Assis en tailleur sur un coussin, sur la véranda de bois, Irahayami suivit le vol d’un papillon-miroir qui traversa le potager en battant des ailes presque invisibles et virevolta autour d’un pommier chargé de fruits où était juché un singe au pelage aussi blanc que la neige. Le papillon rasa le bord de l’eau de l’étang, esquiva un gros poisson d’un bleu céruléen, puis se perdit derrière les hauts roseaux.

Un monde à part, avait dit Zangsa. Certainement, il était facile d’oublier que la demeure de la Sage Campagnarde se trouvait dans la Cité Céleste.

Irahayami ne pouvait cependant tout à fait apprécier la paix de cet endroit, tout ça à cause du grand tigre qui, allongé à deux mètres à peine, ne le quittait pas des yeux. C’était la première fois qu’il voyait un tigre spirituel d’aussi près et assurément aussi la première fois qu’il en voyait un strié de noir et de vert.

Le tigre ronronna fortement et ferma les yeux de contentement quand, d’une main distraite, sa maîtresse lui caressa la tête. Irahayami ne put s’empêcher de penser à Zangsa en voyant la scène et, amusé malgré lui, il reprit sa tasse de thé en songeant que l’amour que professait la Sage Campagnarde pour ses bêtes était visiblement réciproque. La vieille cultivatrice, vêtue d’une simple tunique brune, hocha la tête, les yeux souriants.

— « Cela me réjouit d’avoir des nouvelles de Nohassi. Ce jeune homme… enfin, il doit bien avoir près de cinquante ans à présent. Comme le temps passe… Quand il était étudiant à l’Académie, c’était déjà un garçon très responsable, mais il n’en faisait qu’à sa tête », rit-elle.

Irahayami reposa sa tasse, fortement étonné.
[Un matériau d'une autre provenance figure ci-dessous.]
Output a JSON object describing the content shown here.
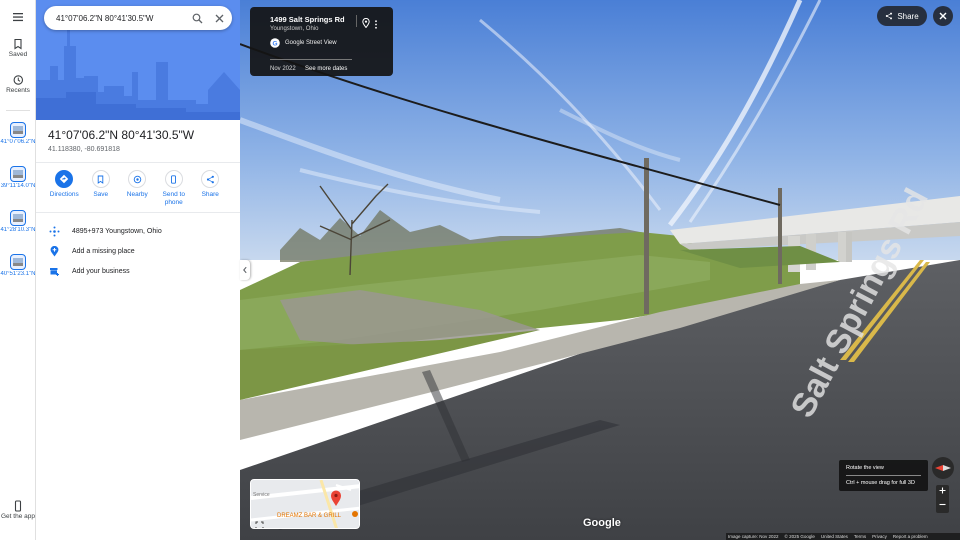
{
  "rail": {
    "saved_label": "Saved",
    "recents_label": "Recents",
    "get_app_label": "Get the app",
    "recent_items": [
      {
        "label": "41°07'06.2\"N"
      },
      {
        "label": "39°11'14.0\"N"
      },
      {
        "label": "41°28'10.3\"N"
      },
      {
        "label": "40°51'23.1\"N"
      }
    ]
  },
  "search": {
    "value": "41°07'06.2\"N 80°41'30.5\"W"
  },
  "place": {
    "title": "41°07'06.2\"N 80°41'30.5\"W",
    "coords": "41.118380, -80.691818"
  },
  "actions": [
    {
      "label": "Directions",
      "icon": "directions-icon"
    },
    {
      "label": "Save",
      "icon": "bookmark-icon"
    },
    {
      "label": "Nearby",
      "icon": "nearby-icon"
    },
    {
      "label": "Send to phone",
      "icon": "phone-icon"
    },
    {
      "label": "Share",
      "icon": "share-icon"
    }
  ],
  "info": {
    "plus_code": "4895+973 Youngstown, Ohio",
    "add_missing": "Add a missing place",
    "add_business": "Add your business"
  },
  "location_card": {
    "title": "1499 Salt Springs Rd",
    "subtitle": "Youngstown, Ohio",
    "source": "Google Street View",
    "date": "Nov 2022",
    "more_dates": "See more dates"
  },
  "share_label": "Share",
  "minimap": {
    "label1": "DREAMZ BAR & GRILL",
    "label2": "Service"
  },
  "google_logo": "Google",
  "tooltip": {
    "line1": "Rotate the view",
    "line2": "Ctrl + mouse drag for full 3D"
  },
  "footer": {
    "capture": "Image capture: Nov 2022",
    "copyright": "© 2025 Google",
    "country": "United States",
    "terms": "Terms",
    "privacy": "Privacy",
    "report": "Report a problem"
  },
  "road_text": "Salt Springs Rd",
  "colors": {
    "accent": "#1a73e8",
    "sky": "#5b8def"
  }
}
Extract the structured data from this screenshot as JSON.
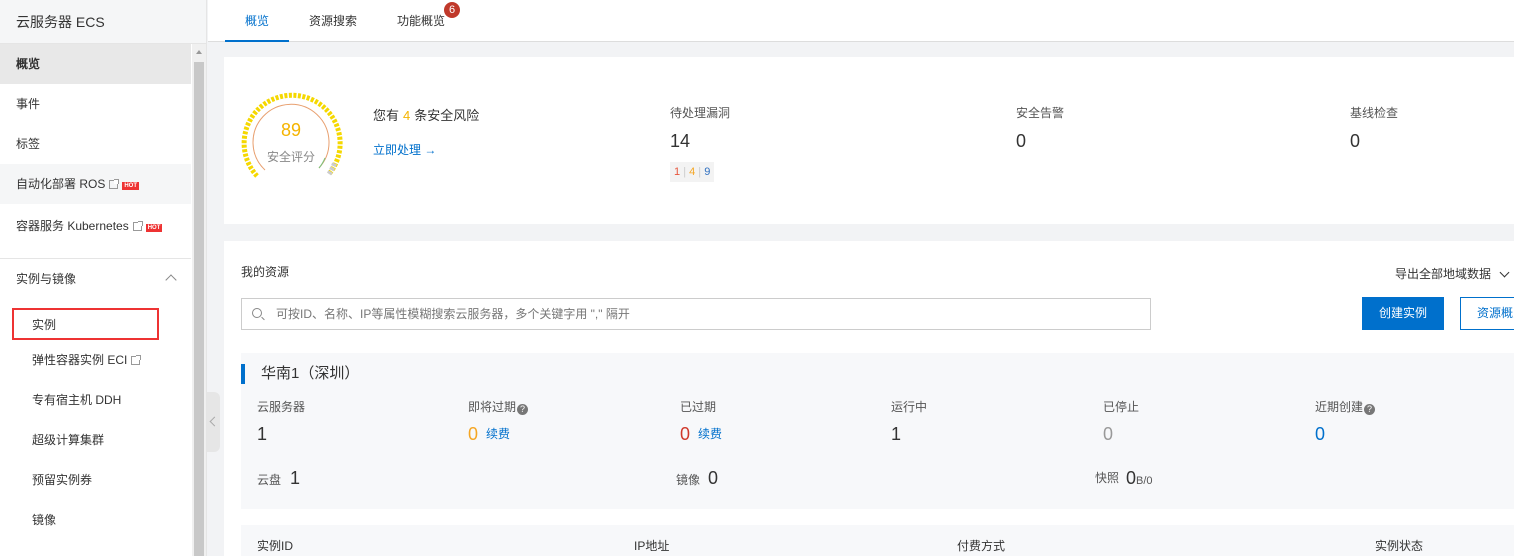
{
  "sidebar": {
    "title": "云服务器 ECS",
    "items": [
      {
        "label": "概览"
      },
      {
        "label": "事件"
      },
      {
        "label": "标签"
      },
      {
        "label": "自动化部署 ROS",
        "hot": "HOT"
      },
      {
        "label": "容器服务 Kubernetes",
        "hot": "HOT"
      }
    ],
    "group": {
      "label": "实例与镜像",
      "items": [
        {
          "label": "实例"
        },
        {
          "label": "弹性容器实例 ECI"
        },
        {
          "label": "专有宿主机 DDH"
        },
        {
          "label": "超级计算集群"
        },
        {
          "label": "预留实例券"
        },
        {
          "label": "镜像"
        }
      ]
    }
  },
  "tabs": [
    {
      "label": "概览"
    },
    {
      "label": "资源搜索"
    },
    {
      "label": "功能概览",
      "badge": "6"
    }
  ],
  "security": {
    "score": "89",
    "score_label": "安全评分",
    "risk_prefix": "您有",
    "risk_count": "4",
    "risk_suffix": "条安全风险",
    "action_link": "立即处理 →",
    "stats": [
      {
        "label": "待处理漏洞",
        "value": "14"
      },
      {
        "label": "安全告警",
        "value": "0"
      },
      {
        "label": "基线检查",
        "value": "0"
      }
    ],
    "vuln_breakdown": {
      "high": "1",
      "medium": "4",
      "low": "9",
      "sep": "|"
    }
  },
  "resources": {
    "title": "我的资源",
    "export_label": "导出全部地域数据",
    "search_placeholder": "可按ID、名称、IP等属性模糊搜索云服务器，多个关键字用 \",\" 隔开",
    "create_button": "创建实例",
    "overview_button": "资源概览",
    "region": {
      "name": "华南1（深圳）",
      "stats": [
        {
          "label": "云服务器",
          "value": "1"
        },
        {
          "label": "即将过期",
          "value": "0",
          "action": "续费",
          "help": "?"
        },
        {
          "label": "已过期",
          "value": "0",
          "action": "续费"
        },
        {
          "label": "运行中",
          "value": "1"
        },
        {
          "label": "已停止",
          "value": "0"
        },
        {
          "label": "近期创建",
          "value": "0",
          "help": "?"
        }
      ],
      "storage": [
        {
          "label": "云盘",
          "value": "1"
        },
        {
          "label": "镜像",
          "value": "0"
        },
        {
          "label": "快照",
          "value": "0",
          "unit": "B/0"
        }
      ]
    },
    "table_columns": [
      "实例ID",
      "IP地址",
      "付费方式",
      "实例状态"
    ]
  },
  "colors": {
    "accent": "#0070cc",
    "badge": "#c0392b",
    "score": "#f5b400",
    "highlight_box": "#ee3333"
  }
}
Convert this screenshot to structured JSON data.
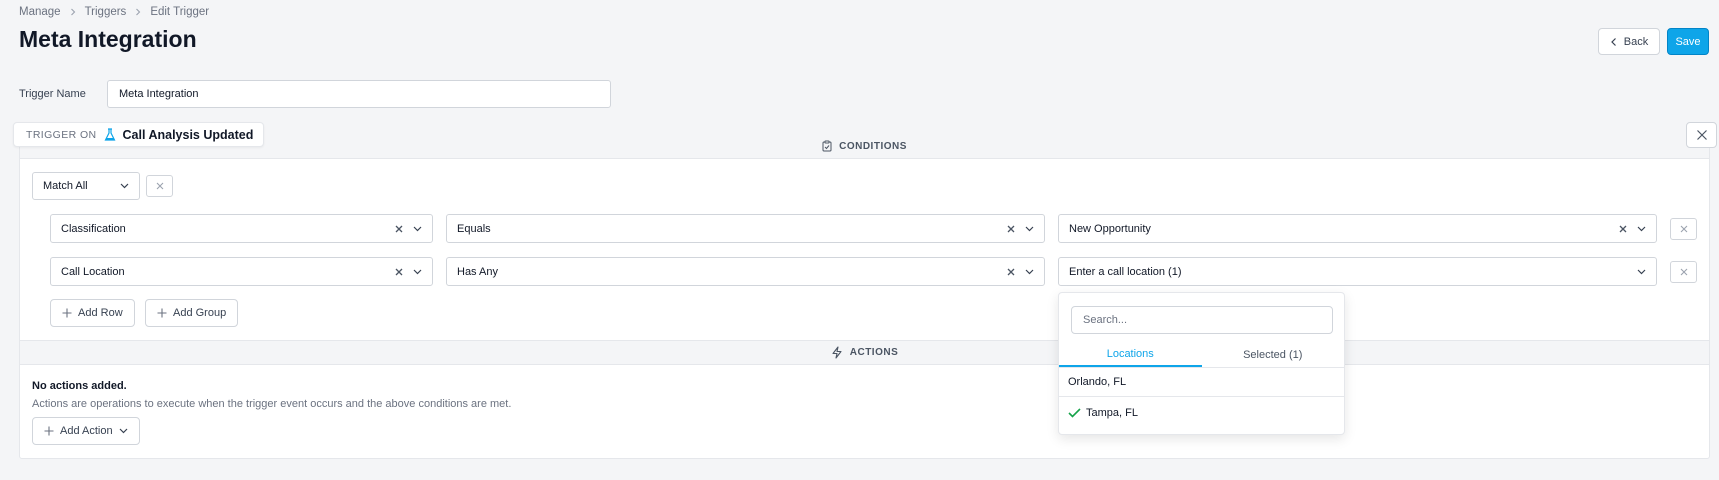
{
  "breadcrumb": {
    "items": [
      "Manage",
      "Triggers",
      "Edit Trigger"
    ]
  },
  "page": {
    "title": "Meta Integration"
  },
  "header_buttons": {
    "back": "Back",
    "save": "Save"
  },
  "trigger_name": {
    "label": "Trigger Name",
    "value": "Meta Integration"
  },
  "trigger_on": {
    "label": "TRIGGER ON",
    "value": "Call Analysis Updated"
  },
  "conditions": {
    "header": "CONDITIONS",
    "match": "Match All",
    "rows": [
      {
        "field": "Classification",
        "operator": "Equals",
        "value": "New Opportunity"
      },
      {
        "field": "Call Location",
        "operator": "Has Any",
        "value": "Enter a call location (1)"
      }
    ],
    "add_row": "Add Row",
    "add_group": "Add Group"
  },
  "dropdown": {
    "search_placeholder": "Search...",
    "tabs": [
      "Locations",
      "Selected (1)"
    ],
    "items": [
      {
        "label": "Orlando, FL",
        "selected": false
      },
      {
        "label": "Tampa, FL",
        "selected": true
      }
    ]
  },
  "actions": {
    "header": "ACTIONS",
    "empty_title": "No actions added.",
    "empty_desc": "Actions are operations to execute when the trigger event occurs and the above conditions are met.",
    "add_action": "Add Action"
  },
  "colors": {
    "accent": "#0ea5e9",
    "check": "#16a34a"
  }
}
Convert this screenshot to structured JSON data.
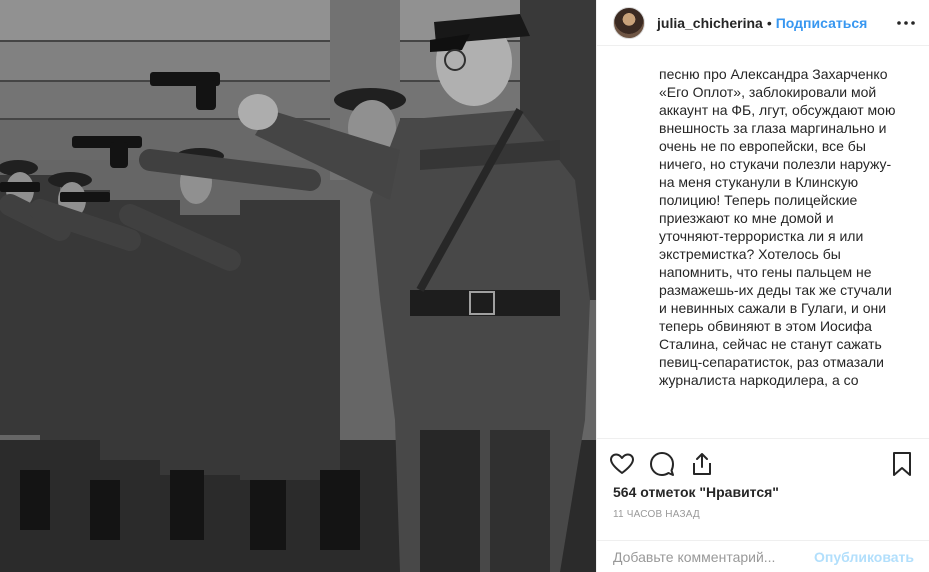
{
  "post": {
    "username": "julia_chicherina",
    "separator": "•",
    "follow_label": "Подписаться",
    "more_icon": "more-dots-icon",
    "caption_user": "julia_chicherina",
    "caption_text": " Травля за песню. Идет постоянная травля в сети за песню про Александра Захарченко «Его Оплот», заблокировали мой аккаунт на ФБ, лгут, обсуждают мою внешность за глаза маргинально и очень не по европейски, все бы ничего, но стукачи полезли наружу- на меня стуканули в Клинскую полицию! Теперь полицейские приезжают ко мне домой и уточняют-террористка ли я или экстремистка? Хотелось бы напомнить, что гены пальцем не размажешь-их деды так же стучали и невинных сажали в Гулаги, и они теперь обвиняют в этом Иосифа Сталина, сейчас не станут сажать певиц-сепаратисток, раз отмазали журналиста наркодилера, а со",
    "likes": "564 отметок \"Нравится\"",
    "timestamp": "11 часов назад",
    "comment_placeholder": "Добавьте комментарий...",
    "publish_label": "Опубликовать",
    "icons": {
      "like": "heart-icon",
      "comment": "comment-bubble-icon",
      "share": "share-icon",
      "save": "bookmark-icon"
    },
    "colors": {
      "follow": "#3897f0",
      "publish_disabled": "#b2dffc",
      "text": "#262626",
      "muted": "#999999",
      "border": "#efefef"
    }
  }
}
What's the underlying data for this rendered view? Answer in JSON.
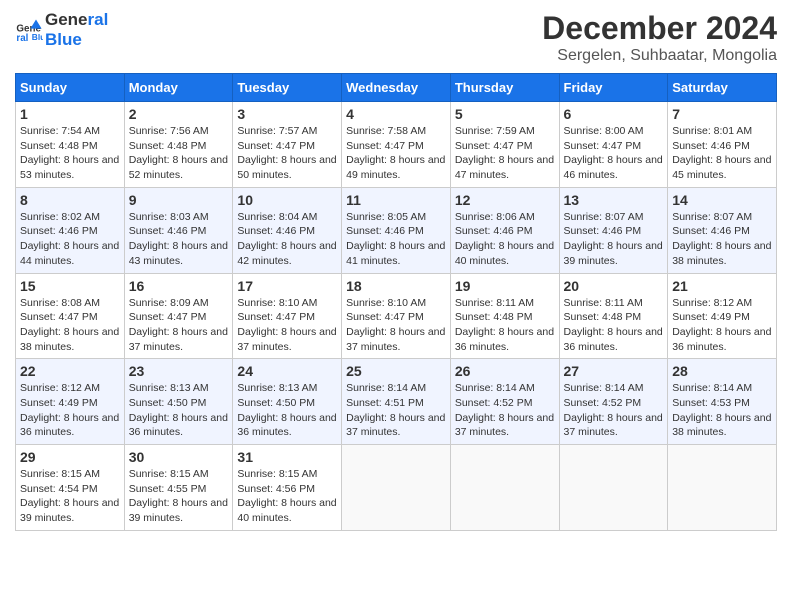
{
  "logo": {
    "line1": "General",
    "line2": "Blue"
  },
  "title": "December 2024",
  "subtitle": "Sergelen, Suhbaatar, Mongolia",
  "headers": [
    "Sunday",
    "Monday",
    "Tuesday",
    "Wednesday",
    "Thursday",
    "Friday",
    "Saturday"
  ],
  "weeks": [
    [
      {
        "day": "1",
        "sunrise": "7:54 AM",
        "sunset": "4:48 PM",
        "daylight": "8 hours and 53 minutes."
      },
      {
        "day": "2",
        "sunrise": "7:56 AM",
        "sunset": "4:48 PM",
        "daylight": "8 hours and 52 minutes."
      },
      {
        "day": "3",
        "sunrise": "7:57 AM",
        "sunset": "4:47 PM",
        "daylight": "8 hours and 50 minutes."
      },
      {
        "day": "4",
        "sunrise": "7:58 AM",
        "sunset": "4:47 PM",
        "daylight": "8 hours and 49 minutes."
      },
      {
        "day": "5",
        "sunrise": "7:59 AM",
        "sunset": "4:47 PM",
        "daylight": "8 hours and 47 minutes."
      },
      {
        "day": "6",
        "sunrise": "8:00 AM",
        "sunset": "4:47 PM",
        "daylight": "8 hours and 46 minutes."
      },
      {
        "day": "7",
        "sunrise": "8:01 AM",
        "sunset": "4:46 PM",
        "daylight": "8 hours and 45 minutes."
      }
    ],
    [
      {
        "day": "8",
        "sunrise": "8:02 AM",
        "sunset": "4:46 PM",
        "daylight": "8 hours and 44 minutes."
      },
      {
        "day": "9",
        "sunrise": "8:03 AM",
        "sunset": "4:46 PM",
        "daylight": "8 hours and 43 minutes."
      },
      {
        "day": "10",
        "sunrise": "8:04 AM",
        "sunset": "4:46 PM",
        "daylight": "8 hours and 42 minutes."
      },
      {
        "day": "11",
        "sunrise": "8:05 AM",
        "sunset": "4:46 PM",
        "daylight": "8 hours and 41 minutes."
      },
      {
        "day": "12",
        "sunrise": "8:06 AM",
        "sunset": "4:46 PM",
        "daylight": "8 hours and 40 minutes."
      },
      {
        "day": "13",
        "sunrise": "8:07 AM",
        "sunset": "4:46 PM",
        "daylight": "8 hours and 39 minutes."
      },
      {
        "day": "14",
        "sunrise": "8:07 AM",
        "sunset": "4:46 PM",
        "daylight": "8 hours and 38 minutes."
      }
    ],
    [
      {
        "day": "15",
        "sunrise": "8:08 AM",
        "sunset": "4:47 PM",
        "daylight": "8 hours and 38 minutes."
      },
      {
        "day": "16",
        "sunrise": "8:09 AM",
        "sunset": "4:47 PM",
        "daylight": "8 hours and 37 minutes."
      },
      {
        "day": "17",
        "sunrise": "8:10 AM",
        "sunset": "4:47 PM",
        "daylight": "8 hours and 37 minutes."
      },
      {
        "day": "18",
        "sunrise": "8:10 AM",
        "sunset": "4:47 PM",
        "daylight": "8 hours and 37 minutes."
      },
      {
        "day": "19",
        "sunrise": "8:11 AM",
        "sunset": "4:48 PM",
        "daylight": "8 hours and 36 minutes."
      },
      {
        "day": "20",
        "sunrise": "8:11 AM",
        "sunset": "4:48 PM",
        "daylight": "8 hours and 36 minutes."
      },
      {
        "day": "21",
        "sunrise": "8:12 AM",
        "sunset": "4:49 PM",
        "daylight": "8 hours and 36 minutes."
      }
    ],
    [
      {
        "day": "22",
        "sunrise": "8:12 AM",
        "sunset": "4:49 PM",
        "daylight": "8 hours and 36 minutes."
      },
      {
        "day": "23",
        "sunrise": "8:13 AM",
        "sunset": "4:50 PM",
        "daylight": "8 hours and 36 minutes."
      },
      {
        "day": "24",
        "sunrise": "8:13 AM",
        "sunset": "4:50 PM",
        "daylight": "8 hours and 36 minutes."
      },
      {
        "day": "25",
        "sunrise": "8:14 AM",
        "sunset": "4:51 PM",
        "daylight": "8 hours and 37 minutes."
      },
      {
        "day": "26",
        "sunrise": "8:14 AM",
        "sunset": "4:52 PM",
        "daylight": "8 hours and 37 minutes."
      },
      {
        "day": "27",
        "sunrise": "8:14 AM",
        "sunset": "4:52 PM",
        "daylight": "8 hours and 37 minutes."
      },
      {
        "day": "28",
        "sunrise": "8:14 AM",
        "sunset": "4:53 PM",
        "daylight": "8 hours and 38 minutes."
      }
    ],
    [
      {
        "day": "29",
        "sunrise": "8:15 AM",
        "sunset": "4:54 PM",
        "daylight": "8 hours and 39 minutes."
      },
      {
        "day": "30",
        "sunrise": "8:15 AM",
        "sunset": "4:55 PM",
        "daylight": "8 hours and 39 minutes."
      },
      {
        "day": "31",
        "sunrise": "8:15 AM",
        "sunset": "4:56 PM",
        "daylight": "8 hours and 40 minutes."
      },
      null,
      null,
      null,
      null
    ]
  ]
}
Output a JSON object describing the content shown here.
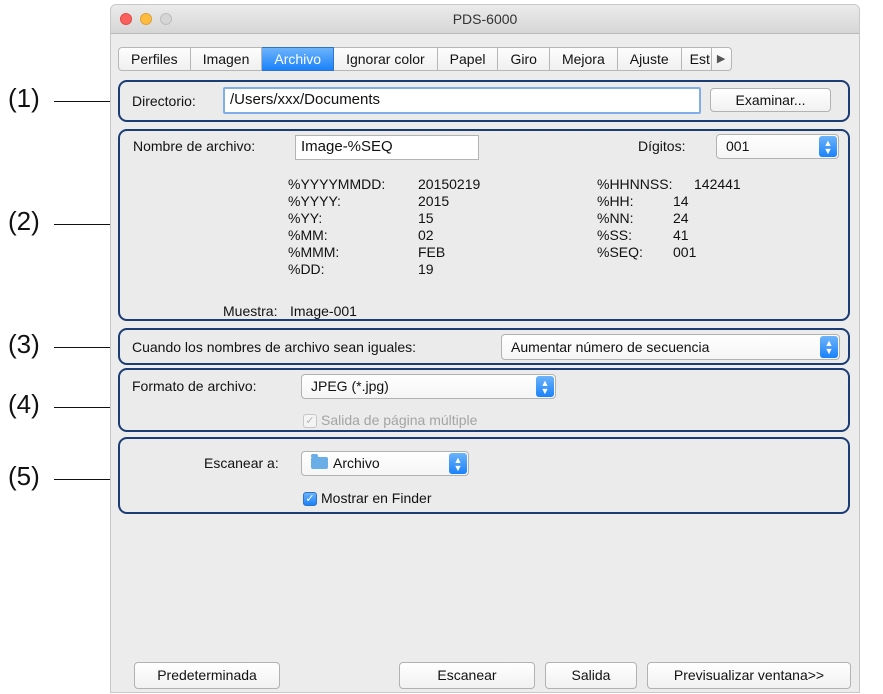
{
  "window": {
    "title": "PDS-6000"
  },
  "tabs": [
    {
      "label": "Perfiles"
    },
    {
      "label": "Imagen"
    },
    {
      "label": "Archivo"
    },
    {
      "label": "Ignorar color"
    },
    {
      "label": "Papel"
    },
    {
      "label": "Giro"
    },
    {
      "label": "Mejora"
    },
    {
      "label": "Ajuste"
    },
    {
      "label": "Est"
    }
  ],
  "tab_scroll_icon": "▶",
  "callouts": [
    "(1)",
    "(2)",
    "(3)",
    "(4)",
    "(5)"
  ],
  "directory": {
    "label": "Directorio:",
    "value": "/Users/xxx/Documents",
    "browse_button": "Examinar..."
  },
  "filename": {
    "label": "Nombre de archivo:",
    "value": "Image-%SEQ",
    "digits_label": "Dígitos:",
    "digits_value": "001",
    "tokens_left": [
      {
        "key": "%YYYYMMDD:",
        "value": "20150219"
      },
      {
        "key": "%YYYY:",
        "value": "2015"
      },
      {
        "key": "%YY:",
        "value": "15"
      },
      {
        "key": "%MM:",
        "value": "02"
      },
      {
        "key": "%MMM:",
        "value": "FEB"
      },
      {
        "key": "%DD:",
        "value": "19"
      }
    ],
    "tokens_right": [
      {
        "key": "%HHNNSS:",
        "value": "142441"
      },
      {
        "key": "%HH:",
        "value": "14"
      },
      {
        "key": "%NN:",
        "value": "24"
      },
      {
        "key": "%SS:",
        "value": "41"
      },
      {
        "key": "%SEQ:",
        "value": "001"
      }
    ],
    "sample_label": "Muestra:",
    "sample_value": "Image-001"
  },
  "duplicate": {
    "label": "Cuando los nombres de archivo sean iguales:",
    "value": "Aumentar número de secuencia"
  },
  "format": {
    "label": "Formato de archivo:",
    "value": "JPEG (*.jpg)",
    "multipage_label": "Salida de página múltiple",
    "multipage_checked": true,
    "multipage_enabled": false
  },
  "scan_to": {
    "label": "Escanear a:",
    "value": "Archivo",
    "show_finder_label": "Mostrar en Finder",
    "show_finder_checked": true
  },
  "footer": {
    "default_button": "Predeterminada",
    "scan_button": "Escanear",
    "exit_button": "Salida",
    "preview_button": "Previsualizar ventana>>"
  },
  "colors": {
    "accent": "#1a82fb",
    "callout_border": "#1b3d73"
  }
}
— « Le commandant ? Il n’en faisait qu’à sa tête ? »

— « Hmm… Il y a une raison à cela. As-tu entendu parler du Centième Festival du Murim organisé par l’Alliance à Shiang ? »

Irahayami hocha la tête : plus de quarante ans plus tôt, ce festival avait pris une telle ampleur que l’Empereur avait même mobilisé les forces impériales, craignant quelque révolution. La Sage Campagnarde reprit :

— « Pendant cette semaine, les compétitions martiales ont eu un tel succès que les arts martiaux sont redevenus à la mode. Le nombre d’élèves, à l’Académie Céleste, a triplé de volume. Beaucoup venaient de clans reconnus dans la société impériale et ils ont tout naturellement voulu garder leurs privilèges au sein de l’Académie, du moins parmi leurs camarades. Et, très vite, la hiérarchie s’est imposée entre eux. Nohassi a protesté plus fort que ses compagnons et est devenu le bouc émissaire de ces chenapans. »

Irahayami n’en revenait pas. Nohassi, le commandant de l’Escouade du Feu Immortel, avait été maltraité au sein même de l’Académie Céleste ?

— « Mais que faisaient donc les professeurs ? », s’indigna-t-il.

— « Le directeur de l’époque était un peu excentrique et il a voulu faire de cette situation une leçon que ses étudiants n’oublieraient jamais : comprenez la nature humaine, leur a-t-il dit, son côté gracieux et son côté vil, et trouvez votre Chemin Vertueux. »

Irahayami fronça les sourcils. Une telle expérience de vie était, certes, de grande utilité, mais cela ne justifiait pas les actions du directeur, qui avait le devoir de protéger ses élèves. La curiosité, cependant, l’avait piqué. Comment Nohassi avait-il réagi ?

La Sage Campagnarde savoura lentement son thé. Irahayami attendit patiemment qu’elle continue. Les yeux laiteux de la cultivatrice ne semblaient se poser sur rien. Était-elle vraiment aveugle ? Selon une rumeur, Za-Urala avait perdu la vue après avoir été empoisonnée. C’était en tout cas ce que Zangsa lui avait raconté une fois. D’après lui, on disait aussi que la Sage Campagnarde avait maîtrisé une technique arcane qui lui permettait de « voir » à travers les yeux de ses bêtes. À ce moment, le tigre s’étira de tout son long en bâillant. Le silence se prolongeait tant qu’Irahayami finit par le rompre.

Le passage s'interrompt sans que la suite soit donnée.